I believed in keeping wishes close to my heart, not because of some bogus name-collecting fairy, but because it was the first time in a long while I actually had a wish. But saying it out loud would’ve hurt her too much, and I couldn’t break her heart like that, like she’d been breaking mine my whole life.
Instead, I said, “Two scoops, not one.”
She released my hand, and I followed her in from the patio where we’d been observing the spring sky.
“Wanna know what I wished for?” She opened the freezer and pulled out a pint of vanilla ice cream. The cold air felt good and not just because of the hot, humid kitchen. I'd gotten pretty good at hiding truths from my mother, except for the flush on my cheeks.
“Okay.” It was one of her more lucid moments, so of course I agreed.
“I wish honey bees lived longer than six weeks.”
“Why?”
“Because they’re amazing. And gentle.” She set the ice cream and two bowls on the kitchen table. “They have to gather nectar from two million flowers to make one pound of honey. Doesn’t give them much time to bother anyone, now does it?” She eyed me, one of those sideways glances when she was thinking hard.
“Two million? That’s not true,” I said.
“Sure it is. In fact, five hundred and fifty-six bees have to fly ninety thousand miles to make one pound of honey. That’s three times around the Earth. If that’s not love, I don’t know what is.” She tried to make a heart shape with her hands, but it looked more like a square.
My mother loved gathering facts. Odd, given the way her life turned out, but it was just one of her inconsistencies, one of many. It took me about ten of my fourteen and a half years to realize my mother’s truth was different than other people’s. It’s not that hers held less than the whole truth: sometimes they held much more, only I couldn’t tell exactly which times.
“I’m changing my wish,” I said. “Make mine two scoops with honey.”
Yeah. So. That was three months ago. A lot has changed since then. And a lot has stayed the same. Exactly the same. But that was the first and last time I put honey on my ice cream.
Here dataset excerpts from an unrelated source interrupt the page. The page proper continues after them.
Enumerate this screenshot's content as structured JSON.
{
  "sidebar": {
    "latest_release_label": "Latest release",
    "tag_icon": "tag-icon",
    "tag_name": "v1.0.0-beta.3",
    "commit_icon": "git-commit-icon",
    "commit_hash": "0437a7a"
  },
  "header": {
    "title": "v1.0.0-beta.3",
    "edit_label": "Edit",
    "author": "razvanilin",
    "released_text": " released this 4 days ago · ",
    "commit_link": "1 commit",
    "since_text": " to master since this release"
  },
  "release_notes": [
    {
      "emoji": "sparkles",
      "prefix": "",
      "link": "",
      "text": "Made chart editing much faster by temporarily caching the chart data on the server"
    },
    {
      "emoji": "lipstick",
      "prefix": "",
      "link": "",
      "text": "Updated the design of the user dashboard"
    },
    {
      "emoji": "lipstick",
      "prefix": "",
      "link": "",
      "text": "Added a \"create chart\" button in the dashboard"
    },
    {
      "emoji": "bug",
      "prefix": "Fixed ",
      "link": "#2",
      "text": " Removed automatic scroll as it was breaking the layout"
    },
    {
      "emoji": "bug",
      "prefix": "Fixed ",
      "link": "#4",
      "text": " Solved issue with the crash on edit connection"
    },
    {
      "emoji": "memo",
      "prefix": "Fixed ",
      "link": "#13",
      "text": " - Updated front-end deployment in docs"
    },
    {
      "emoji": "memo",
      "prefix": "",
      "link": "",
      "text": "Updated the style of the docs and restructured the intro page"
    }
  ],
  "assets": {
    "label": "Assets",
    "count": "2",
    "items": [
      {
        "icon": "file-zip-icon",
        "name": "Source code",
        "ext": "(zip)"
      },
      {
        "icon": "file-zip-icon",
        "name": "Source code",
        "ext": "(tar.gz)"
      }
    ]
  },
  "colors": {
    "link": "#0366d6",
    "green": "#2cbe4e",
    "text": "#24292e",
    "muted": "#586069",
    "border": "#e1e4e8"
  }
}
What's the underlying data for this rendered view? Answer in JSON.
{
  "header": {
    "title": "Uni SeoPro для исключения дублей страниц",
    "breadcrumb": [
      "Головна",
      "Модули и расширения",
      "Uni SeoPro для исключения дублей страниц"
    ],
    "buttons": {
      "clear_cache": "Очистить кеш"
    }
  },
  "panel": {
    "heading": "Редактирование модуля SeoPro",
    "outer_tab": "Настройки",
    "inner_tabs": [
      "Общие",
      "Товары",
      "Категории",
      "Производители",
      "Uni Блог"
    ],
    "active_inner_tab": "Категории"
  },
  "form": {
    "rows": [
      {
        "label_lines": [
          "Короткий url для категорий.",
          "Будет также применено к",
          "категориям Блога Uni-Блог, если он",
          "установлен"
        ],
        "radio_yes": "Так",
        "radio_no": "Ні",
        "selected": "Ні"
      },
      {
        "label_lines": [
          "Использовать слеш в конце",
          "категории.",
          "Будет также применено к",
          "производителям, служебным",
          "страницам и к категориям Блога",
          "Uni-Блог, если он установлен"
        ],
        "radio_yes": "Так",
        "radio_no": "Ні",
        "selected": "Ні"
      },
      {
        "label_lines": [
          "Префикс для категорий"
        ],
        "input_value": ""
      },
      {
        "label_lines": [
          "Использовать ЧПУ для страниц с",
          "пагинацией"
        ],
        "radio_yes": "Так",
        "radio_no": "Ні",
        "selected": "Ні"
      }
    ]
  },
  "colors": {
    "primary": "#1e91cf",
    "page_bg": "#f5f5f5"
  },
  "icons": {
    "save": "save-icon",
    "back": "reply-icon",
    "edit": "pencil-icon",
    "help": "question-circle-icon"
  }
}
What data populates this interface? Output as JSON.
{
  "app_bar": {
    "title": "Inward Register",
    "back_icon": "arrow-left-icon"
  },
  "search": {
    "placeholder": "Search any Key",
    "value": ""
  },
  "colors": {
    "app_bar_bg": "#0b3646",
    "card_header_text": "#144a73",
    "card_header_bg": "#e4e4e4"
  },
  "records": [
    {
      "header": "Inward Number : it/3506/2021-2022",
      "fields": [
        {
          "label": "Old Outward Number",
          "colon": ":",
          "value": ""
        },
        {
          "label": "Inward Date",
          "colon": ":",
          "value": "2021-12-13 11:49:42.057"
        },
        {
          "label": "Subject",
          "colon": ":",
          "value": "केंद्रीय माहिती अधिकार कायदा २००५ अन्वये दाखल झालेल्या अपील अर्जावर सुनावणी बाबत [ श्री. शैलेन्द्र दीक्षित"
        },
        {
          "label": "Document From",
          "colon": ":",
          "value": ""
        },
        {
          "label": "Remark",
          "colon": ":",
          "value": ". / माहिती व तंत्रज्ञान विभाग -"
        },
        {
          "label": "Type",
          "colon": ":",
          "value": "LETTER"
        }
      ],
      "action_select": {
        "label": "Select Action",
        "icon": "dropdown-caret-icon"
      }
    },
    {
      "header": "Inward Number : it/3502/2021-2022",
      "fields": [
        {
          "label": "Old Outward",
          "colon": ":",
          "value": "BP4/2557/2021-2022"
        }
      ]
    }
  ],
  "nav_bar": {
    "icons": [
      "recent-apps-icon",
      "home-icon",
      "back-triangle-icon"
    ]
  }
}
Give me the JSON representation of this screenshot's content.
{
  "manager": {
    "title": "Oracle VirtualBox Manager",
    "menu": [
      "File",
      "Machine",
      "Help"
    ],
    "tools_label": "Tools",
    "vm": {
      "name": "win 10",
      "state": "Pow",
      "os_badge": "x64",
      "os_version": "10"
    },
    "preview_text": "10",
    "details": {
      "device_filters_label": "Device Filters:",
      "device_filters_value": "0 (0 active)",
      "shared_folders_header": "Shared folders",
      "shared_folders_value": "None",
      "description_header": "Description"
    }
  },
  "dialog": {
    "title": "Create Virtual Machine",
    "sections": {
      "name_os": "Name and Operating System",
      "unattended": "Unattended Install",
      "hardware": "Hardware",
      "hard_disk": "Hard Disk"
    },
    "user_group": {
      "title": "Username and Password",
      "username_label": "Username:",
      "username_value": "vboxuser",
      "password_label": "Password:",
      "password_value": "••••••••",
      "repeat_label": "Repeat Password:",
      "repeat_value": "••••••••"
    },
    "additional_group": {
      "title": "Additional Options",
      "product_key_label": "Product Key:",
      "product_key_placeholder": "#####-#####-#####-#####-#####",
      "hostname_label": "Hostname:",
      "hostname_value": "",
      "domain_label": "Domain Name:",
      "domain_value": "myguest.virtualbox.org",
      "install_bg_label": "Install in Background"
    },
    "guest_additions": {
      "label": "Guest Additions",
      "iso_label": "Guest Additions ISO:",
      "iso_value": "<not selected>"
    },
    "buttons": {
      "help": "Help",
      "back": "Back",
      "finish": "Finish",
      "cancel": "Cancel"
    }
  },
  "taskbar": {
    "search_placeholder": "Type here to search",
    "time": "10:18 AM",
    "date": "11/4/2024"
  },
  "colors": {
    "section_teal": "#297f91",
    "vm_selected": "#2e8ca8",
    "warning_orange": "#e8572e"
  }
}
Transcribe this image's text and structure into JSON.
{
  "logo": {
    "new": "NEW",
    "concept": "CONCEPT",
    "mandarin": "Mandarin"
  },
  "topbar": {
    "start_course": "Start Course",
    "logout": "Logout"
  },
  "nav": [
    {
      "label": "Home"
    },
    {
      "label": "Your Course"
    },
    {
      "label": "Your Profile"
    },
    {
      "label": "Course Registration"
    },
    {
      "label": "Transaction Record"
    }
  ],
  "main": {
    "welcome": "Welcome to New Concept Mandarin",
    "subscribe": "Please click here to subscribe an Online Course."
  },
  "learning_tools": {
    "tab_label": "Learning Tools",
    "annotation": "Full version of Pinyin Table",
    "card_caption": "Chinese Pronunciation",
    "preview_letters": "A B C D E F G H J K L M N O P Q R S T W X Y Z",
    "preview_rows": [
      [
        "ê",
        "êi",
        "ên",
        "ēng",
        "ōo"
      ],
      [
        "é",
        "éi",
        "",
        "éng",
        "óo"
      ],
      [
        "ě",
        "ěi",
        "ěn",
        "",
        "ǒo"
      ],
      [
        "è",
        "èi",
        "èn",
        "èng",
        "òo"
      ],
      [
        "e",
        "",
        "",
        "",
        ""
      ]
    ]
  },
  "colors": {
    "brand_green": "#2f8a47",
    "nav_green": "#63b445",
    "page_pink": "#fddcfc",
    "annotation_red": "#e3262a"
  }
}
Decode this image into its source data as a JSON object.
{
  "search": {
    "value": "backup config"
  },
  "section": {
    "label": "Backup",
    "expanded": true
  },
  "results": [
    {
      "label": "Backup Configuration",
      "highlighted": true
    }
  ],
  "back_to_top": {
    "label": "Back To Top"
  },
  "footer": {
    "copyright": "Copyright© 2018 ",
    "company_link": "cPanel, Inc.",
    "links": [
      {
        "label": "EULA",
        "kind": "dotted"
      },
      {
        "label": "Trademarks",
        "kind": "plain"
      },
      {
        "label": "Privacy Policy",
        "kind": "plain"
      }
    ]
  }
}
It’s silly, really, thinking about that moment, now that I’m wishing for something completely different—less big picture, more small frame.
Maybe a part of me knew back then. Not like the way I know facts, like intellectually or something I could easily put into words. But like that stomach punch I get when thinking about my mother. Not so much like having the floor pulled out from under me, but the way she yanks it sideways, sometimes a little, sometimes a lot, because she can. The finish line keeps moving just when I think I have a solid feel for it, or at least a tenuous hold. But that’s what life is like in our family. I wonder if Dad feels it too. After all those no’s today, he has to. Right?